Bluemnthal carefully illustrates the outlaws' story from different angles, taking time to pick through what details probably stem from legend rather than truth. The book also takes time to recognize the people who were murdered during Bonnie and Clyde's crime spree and they present their story as a complex one, rather than just a tale of bad criminals.
One small quibble. Given the attention to translating early-20th century things into modern day, I would have expected Bluemnthal to do the same thing when she mentions people's weight. Bonnie, Clyde, and their associates all grew up in extreme poverty at a time when Americans were smaller from birth to death. Currently, there is a lot of pressure for women and girls to obtain an extremely low body weight, so some context of why a historical figure weighed 81 pounds, and why that would not be the case today, would have been welcome.
Aside from that, this was another great example of the golden age of children's nonfiction we are living in.
heykellyjensen's review against another edition
Good, solid YA nonfiction from an author who is excellent at writing them.
whilhelminaharker's review against another edition
4.0
Someday they'll go down together
They'll bury them side by side
To few it will be grief, to the law a relief
But it's death for Bonnie and Clyde
I've long been fascinated by the lives of Bonnie Parker and Clyde Barrow. And as such, it's a frustration that there are so few truly unbiased accounts out there. Obviously, the families will say whatever makes them look good. The lawmen will do the same. And the fact that the most famous version, Arthur Penn's 1967 masterpiece, is an incredible movie but a not so great biopic, doesn't help matters.
This book is far from the definitive account of the lives of Bonnie and Clyde, but by taking it's time to dismantle some of the most pervasive myths about them and doing its best to compile everyone's various versions of events in a fair, level way, it reaches a deeper truth about what their lives must have been like. And it was not happy. It was sad, exhausting, lonely, and profoundly unglamorous. They lived off of pre-packaged sandwiches, slept in their car on nights they couldn't find a place to stay, and had to spend every minute of every day looking over their shoulder. Clyde was suffering from severe trauma and aftereffects from the horrors he experienced in state prison(he chopped off two of his toes to get out of hard labor in the fields - crippling him for the rest of his life - and was repeatedly raped by another inmate; who he later bludgeoned to death with a pipe and had a friend take the fall for.) Bonnie was never able to walk again after an accident ensued on the run, and either hopped on one foot or was carried by others for the rest of her life.
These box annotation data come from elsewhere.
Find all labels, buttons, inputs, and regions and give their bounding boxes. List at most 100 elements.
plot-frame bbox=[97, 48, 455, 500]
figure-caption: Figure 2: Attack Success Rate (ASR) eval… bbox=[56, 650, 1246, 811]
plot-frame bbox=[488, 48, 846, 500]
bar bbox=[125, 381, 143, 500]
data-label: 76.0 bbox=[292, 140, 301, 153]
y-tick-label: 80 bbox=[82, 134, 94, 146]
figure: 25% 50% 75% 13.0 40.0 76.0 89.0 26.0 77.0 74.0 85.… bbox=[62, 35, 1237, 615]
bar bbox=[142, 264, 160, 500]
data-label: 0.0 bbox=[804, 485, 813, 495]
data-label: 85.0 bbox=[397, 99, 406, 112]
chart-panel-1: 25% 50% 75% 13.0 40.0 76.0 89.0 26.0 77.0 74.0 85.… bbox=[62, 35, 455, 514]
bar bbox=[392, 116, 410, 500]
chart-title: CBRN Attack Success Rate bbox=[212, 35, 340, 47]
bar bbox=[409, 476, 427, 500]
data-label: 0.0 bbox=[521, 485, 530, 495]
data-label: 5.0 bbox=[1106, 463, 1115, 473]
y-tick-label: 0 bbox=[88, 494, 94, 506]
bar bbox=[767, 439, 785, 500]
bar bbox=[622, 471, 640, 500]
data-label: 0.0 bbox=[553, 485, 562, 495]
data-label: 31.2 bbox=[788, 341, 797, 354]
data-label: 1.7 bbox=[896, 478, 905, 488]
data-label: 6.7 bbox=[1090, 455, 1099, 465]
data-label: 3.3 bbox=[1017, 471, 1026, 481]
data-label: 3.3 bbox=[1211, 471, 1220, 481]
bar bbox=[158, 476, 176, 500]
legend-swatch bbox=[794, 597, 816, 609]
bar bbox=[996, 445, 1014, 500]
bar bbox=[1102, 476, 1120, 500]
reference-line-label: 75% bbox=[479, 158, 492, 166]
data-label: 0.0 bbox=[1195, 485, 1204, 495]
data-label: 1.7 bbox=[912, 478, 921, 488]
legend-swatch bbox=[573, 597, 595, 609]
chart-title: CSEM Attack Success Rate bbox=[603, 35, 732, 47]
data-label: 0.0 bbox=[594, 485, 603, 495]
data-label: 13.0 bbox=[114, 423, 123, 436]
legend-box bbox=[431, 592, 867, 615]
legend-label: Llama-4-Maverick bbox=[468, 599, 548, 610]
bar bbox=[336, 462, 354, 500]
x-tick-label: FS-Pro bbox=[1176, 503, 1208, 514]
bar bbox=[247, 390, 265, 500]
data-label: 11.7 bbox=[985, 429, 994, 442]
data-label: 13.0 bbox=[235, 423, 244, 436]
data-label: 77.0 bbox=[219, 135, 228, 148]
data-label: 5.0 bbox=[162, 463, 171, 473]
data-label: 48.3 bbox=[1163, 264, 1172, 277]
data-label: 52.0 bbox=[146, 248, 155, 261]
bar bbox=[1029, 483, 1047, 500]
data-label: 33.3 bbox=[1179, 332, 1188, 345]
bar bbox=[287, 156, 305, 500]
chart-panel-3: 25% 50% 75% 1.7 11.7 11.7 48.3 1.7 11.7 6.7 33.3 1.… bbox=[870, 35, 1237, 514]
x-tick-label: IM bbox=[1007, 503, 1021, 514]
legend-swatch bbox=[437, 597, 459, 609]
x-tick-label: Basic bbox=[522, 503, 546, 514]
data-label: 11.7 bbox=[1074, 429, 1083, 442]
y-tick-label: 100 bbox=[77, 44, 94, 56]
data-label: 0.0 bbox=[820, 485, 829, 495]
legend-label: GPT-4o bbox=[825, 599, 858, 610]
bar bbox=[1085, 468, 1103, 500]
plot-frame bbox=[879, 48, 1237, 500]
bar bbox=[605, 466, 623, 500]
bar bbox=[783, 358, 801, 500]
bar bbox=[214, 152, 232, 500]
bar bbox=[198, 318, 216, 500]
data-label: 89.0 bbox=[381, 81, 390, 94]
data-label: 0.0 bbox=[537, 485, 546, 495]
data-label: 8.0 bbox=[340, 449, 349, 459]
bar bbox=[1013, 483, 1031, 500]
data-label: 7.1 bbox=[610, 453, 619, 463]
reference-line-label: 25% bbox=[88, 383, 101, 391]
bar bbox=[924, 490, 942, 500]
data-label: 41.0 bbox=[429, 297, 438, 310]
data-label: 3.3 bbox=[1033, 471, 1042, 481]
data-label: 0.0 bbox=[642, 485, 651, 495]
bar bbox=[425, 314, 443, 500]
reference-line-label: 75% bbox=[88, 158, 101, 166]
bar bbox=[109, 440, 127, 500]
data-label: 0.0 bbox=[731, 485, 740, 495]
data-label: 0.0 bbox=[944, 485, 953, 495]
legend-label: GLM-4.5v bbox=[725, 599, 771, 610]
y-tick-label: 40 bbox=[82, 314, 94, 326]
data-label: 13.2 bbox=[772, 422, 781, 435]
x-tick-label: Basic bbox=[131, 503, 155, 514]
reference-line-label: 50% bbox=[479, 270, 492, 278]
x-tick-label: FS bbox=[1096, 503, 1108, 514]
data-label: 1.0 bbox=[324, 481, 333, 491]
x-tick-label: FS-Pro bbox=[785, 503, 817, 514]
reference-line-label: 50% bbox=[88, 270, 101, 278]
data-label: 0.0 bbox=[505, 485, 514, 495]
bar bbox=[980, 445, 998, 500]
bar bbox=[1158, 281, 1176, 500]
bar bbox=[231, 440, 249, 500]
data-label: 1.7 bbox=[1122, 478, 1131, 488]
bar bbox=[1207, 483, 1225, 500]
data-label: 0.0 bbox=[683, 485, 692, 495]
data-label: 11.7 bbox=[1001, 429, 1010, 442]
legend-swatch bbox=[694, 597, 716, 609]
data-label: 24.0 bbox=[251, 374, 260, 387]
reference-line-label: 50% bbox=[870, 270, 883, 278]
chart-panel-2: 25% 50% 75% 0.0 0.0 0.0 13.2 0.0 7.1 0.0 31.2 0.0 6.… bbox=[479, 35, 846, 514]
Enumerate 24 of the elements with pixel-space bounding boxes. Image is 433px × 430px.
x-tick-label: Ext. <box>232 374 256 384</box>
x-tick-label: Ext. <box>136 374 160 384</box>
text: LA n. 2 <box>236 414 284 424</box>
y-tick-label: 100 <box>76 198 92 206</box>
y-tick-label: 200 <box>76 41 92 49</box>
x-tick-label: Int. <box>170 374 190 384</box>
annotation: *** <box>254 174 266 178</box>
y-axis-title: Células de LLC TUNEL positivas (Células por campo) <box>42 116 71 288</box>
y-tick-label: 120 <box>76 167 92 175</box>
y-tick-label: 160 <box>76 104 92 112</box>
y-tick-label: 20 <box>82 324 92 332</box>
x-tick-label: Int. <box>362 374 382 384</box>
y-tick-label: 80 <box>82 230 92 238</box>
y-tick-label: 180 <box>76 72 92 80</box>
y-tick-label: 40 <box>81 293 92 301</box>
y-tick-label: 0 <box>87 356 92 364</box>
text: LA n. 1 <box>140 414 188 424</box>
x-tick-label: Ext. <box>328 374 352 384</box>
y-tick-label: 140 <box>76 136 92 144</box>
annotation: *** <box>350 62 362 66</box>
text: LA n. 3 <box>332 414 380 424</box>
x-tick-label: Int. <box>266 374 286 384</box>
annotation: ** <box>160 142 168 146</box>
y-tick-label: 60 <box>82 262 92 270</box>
Again, the various conflicting accounts by former gang members, former hostages, still living family members, and still living lawmen create a Rashomon effect; there's no way to ever know exactly what happened. But by leaning into that fact and attempting to play the various accounts off of one another, while still staying brisk and enjoyable, this book is a wonderful snapshot of just what it was that made Bonnie and Clyde so appealing to a Great Depression-era pubic who read these stories on the front page of the newspaper every week, or to a modern day audience who is still digging through the rubble of their lives, trying to discover what made them tick. This book doesn't provide some grand definitive answer - but it does provide a non-judgemental look at it's subjects, and leaves readers to make up their own minds about who the legendary pair behind the photographs may really have been.